Animators have a tough task creating realistic animations that reflect the nuances and emotions of real people. But Mixamo has created a game development tool called Face Plus that can capture a face in real time and animate it in a 3D-cartoon style. The San Francisco 3D animation service provider says it will lead to more emotionally engaging games with characters who have realistic facial expressions.

Stefano Corazza of Mixamo

Above: Stefano Corazza of Mixamo

Image Credit: Mixamo

This kind of technology makes it a lot easier for amateur game developers to create stunning 3D characters in games. And it moves animators a small step closer to conquering the “uncanny valley,” a hypothesis that suggest that human face animations become more unreal the closer the animations come to 3D replicas.

“That uncanny valley means that you have to have the budget of James Cameron’s Avatar, or you’re going to fail,” said Stefano Corazza, chief executive of Mixamo, in an interview with GamesBeat.

I tested the service myself, and Mixamo’s animators created a short film (see below) capturing my cartoon self as it lip-synced my spoken words. With the animation technology, a developer can map your webcam video to an animated face in a relatively short time. Mixamo’s tool sees your facial movements, and then it mimics them in an animated character. That can save hours of creative work time.

Mixamo faces

Above: Mixamo faces

Image Credit: Mixamo

Teaming up with Advanced Micro Devices, Mixamo’s Face Plus uses some heavy-duty computational horsepower to blend real-time motion capture and 3D facial-animation technology. Mixamo is announcing the technology at Unity Technologies’ Unite game development conference in Vancouver, and it will make the technology available to Unity’s 2 million game developers as well as movie makers.

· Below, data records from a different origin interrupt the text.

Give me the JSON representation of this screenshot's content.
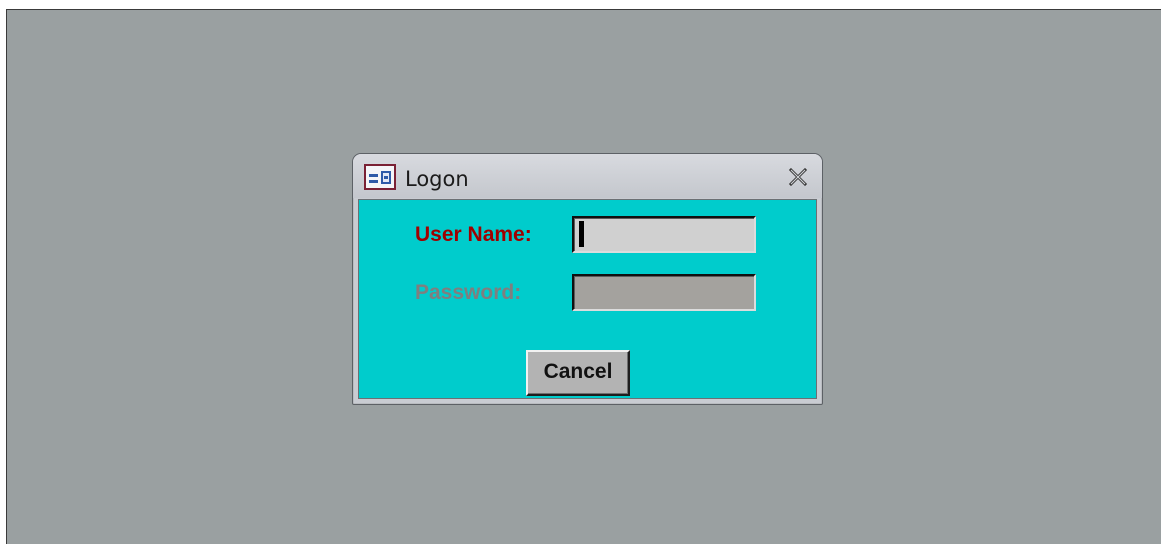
{
  "window": {
    "title": "Logon",
    "icon": "form-icon"
  },
  "form": {
    "user_label": "User Name:",
    "user_value": "",
    "password_label": "Password:",
    "password_value": "",
    "cancel_label": "Cancel"
  },
  "colors": {
    "desktop_background": "#9aa0a1",
    "form_background": "#00cccc",
    "active_label": "#a00000",
    "inactive_label": "#7f7f7f"
  }
}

AMD liked the technology, which pushes microprocessor and graphics technology to the limit, so much that it invested in Mixamo. Face Plus uses AMD’s graphics processing units (GPUs) to get a 13-fold improvement in processing compared to systems that just use microprocessors. All of that computer power goes to work so developers can have a much easier time with fewer interruptions in their creative processes.

Manju Hegde, corporate vice president of heterogeneous solutions at AMD, said he was excited about the potential Mixamo’s technology could bring to new consumer applications. Developers can use off-the-shelf cameras to capture faces and then quickly turn those faces into 3D characters.

“We think this is going to democratize 3D character art,” Corazza said. “We remove a very big pain point for game developers. We get you 80 percent of the way to a finished product.”

Mixamo created its own short 3D film to illustrate the power of the technology. The film, “Unplugged,” stars a little boy (left) who follows a bug and gets away from the drudgery of his slave-like work in an industrial mine. Mixamo’s animators created the film with a lot of painstaking work. But the animation process was made much easier through the use of Face Plus and the tools of version 4.3 of the Unity 3D game engine. The assets of the $150,000 short film will be available free of charge to developers for experimentation.

“We can do this without the complexity or expense of the high-end facial animation systems that require dozens of cameras,” Corazza said. “We condense this into a single point.”

The aim is to lower the cost of animation from around $100 per second of content created to well below $10 per second created. So far, Mixamo’s technology doesn’t to photorealistic animations. But Corazza says photorealism is overrated compared to the emotions that can be conveyed with 3D animated cartoon characters.

The Face Plus tool can take the entire facial 3D animation work flow and execute it with a single tool in real time. Developers can edit the animations and tweak them within the engine so they doesn’t look overly realistic if such realism isn’t desired.
On top of Face Plus, Mixamo’s Auto-Rigger technology provides the same type of service for full body animations. Developers and artists can simply upload their existing 3D character meshes to the site and watch it get automatically rigged and animated in seconds.

“Unplugged will hopefully inspire our developers to be even more ambitious with their games,” said David Helgason, chief executive of Unity Technologies. “The game industry is evolving fast, and players are looking for richer stories with deeper emotional engagement. Facial animation’s prohibitive costs and proprietary equipment requirements represent one of the biggest limits for game developers hoping to address this. The combination of Unity 4.3 and Face Plus removes some of these roadblocks.”

Face Plus is available today as part of Mixamo All Access, a $1,499 annual subscription service that gives developers unlimited access to Mixamo’s entire collection of 3D characters, tens of thousands of high-quality 3D animations, and the Auto-Rigger.

Mixamo was founded in 2008 by 3D experts Corazza and Nazim Kareemi after they worked on animation technology at Stanford University. They raised $11 million to date from Granite Ventures, AMD, and Keynote Ventures. Mixamo has 20 employees.

“We have proven this technology works, and now we want people to start using it,” Corazza said. “We can’t wait to see what they are going to come up with.”